Wayne State University School of Social Work
- Established: 1936
- Parent institution: Wayne State University
- Location: Detroit, Michigan, United States
- Website: socialwork.wayne.edu

= Wayne State University School of Social Work =

Wayne State University School of Social Work is the graduate school for social work of Wayne State University.

==History==
The school's history dates to an undergraduate courses in social work that was begun at Detroit City College in the 1920s. In 1931, the school's social work curriculum was formalized to include case work. In 1936, Wayne University established a School of Public Affairs and Social Work. The school's founding was approved the university's Board of Governors in 1935. The school's early curriculum included courses in assessments, governmental correspondence, municipal sanitation, personnel administration, abnormal psychology, government accounting, and municipal law.

In 1950, the public affairs program was moved to a new Department of Public Administration within the College of Liberal Arts, and the current School of Social Work emerged as a stand-alone school focused on social work.

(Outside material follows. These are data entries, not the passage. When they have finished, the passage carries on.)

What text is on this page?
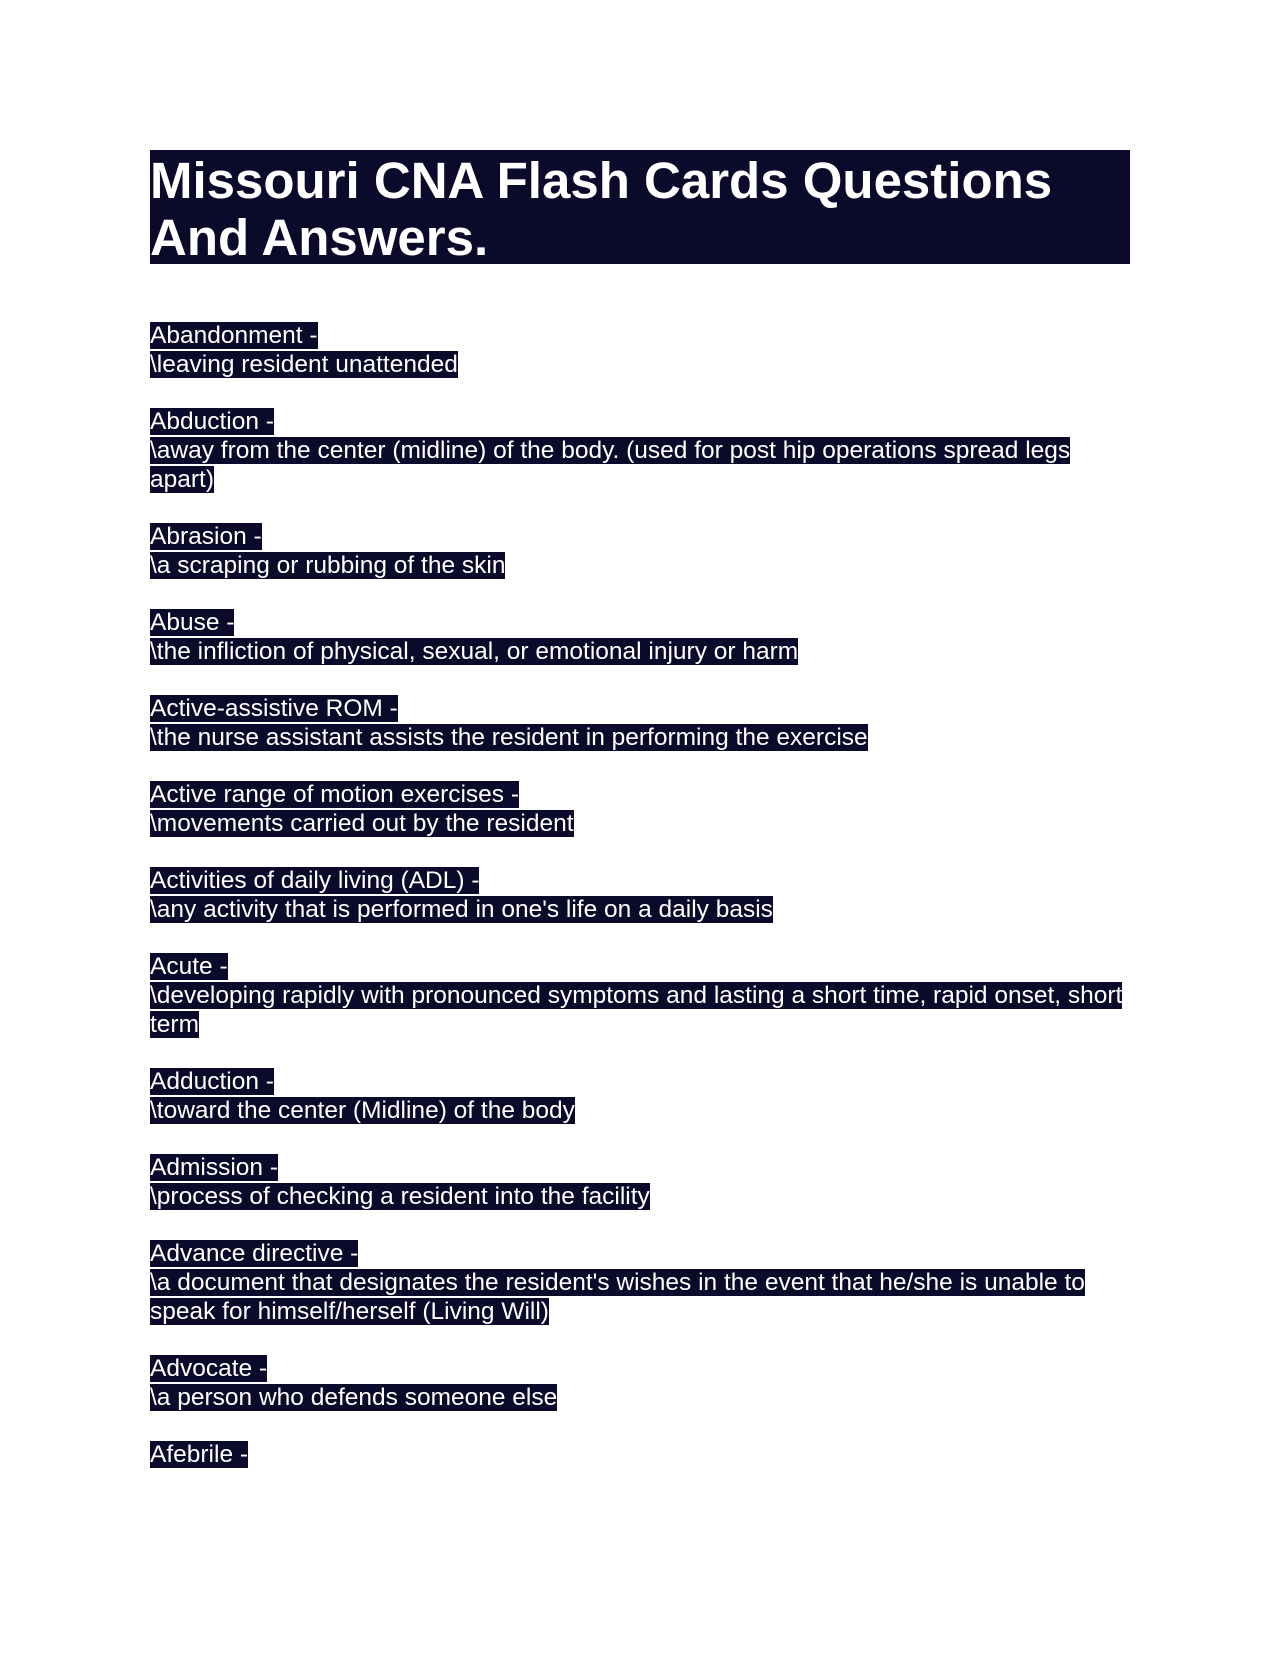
Missouri CNA Flash Cards Questions And Answers.
Abandonment -
\leaving resident unattended
Abduction -
\away from the center (midline) of the body. (used for post hip operations spread legs apart)
Abrasion -
\a scraping or rubbing of the skin
Abuse -
\the infliction of physical, sexual, or emotional injury or harm
Active-assistive ROM -
\the nurse assistant assists the resident in performing the exercise
Active range of motion exercises -
\movements carried out by the resident
Activities of daily living (ADL) -
\any activity that is performed in one's life on a daily basis
Acute -
\developing rapidly with pronounced symptoms and lasting a short time, rapid onset, short term
Adduction -
\toward the center (Midline) of the body
Admission -
\process of checking a resident into the facility
Advance directive -
\a document that designates the resident's wishes in the event that he/she is unable to speak for himself/herself (Living Will)
Advocate -
\a person who defends someone else
Afebrile -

The school was initially housed at the Williams House, where Gov. G. Mennen Williams was born. The Williams House was demolished in 1956.

In 1971, the school's black students and faculty requested a separate program for black students. The faculty approved the request, triggering protests from a white faculty member who argued that the separate program "amounts to the use of public money for segregated facilities."

Wayne State University has maintained accreditation from the Accreditation Commission of Social Work Education since 1975.

In March 1981, the School celebrated the golden jubilee of social work education at Wayne State.

In 1990, the School of Social Work purchased the Thompson Home for Old Ladies, a landmark building located at the corner of Cass and Hancock in Detroit. The Italio-Victorian building, completed in 1884, was renovated by the school and has housed the school for more than 20 years. The Thompson House was slated to be converted into student housing in 2016.

== Rankings and reputation ==
In 2024, the school was ranked 36th out of 319 for social work by the U.S. News & World Report.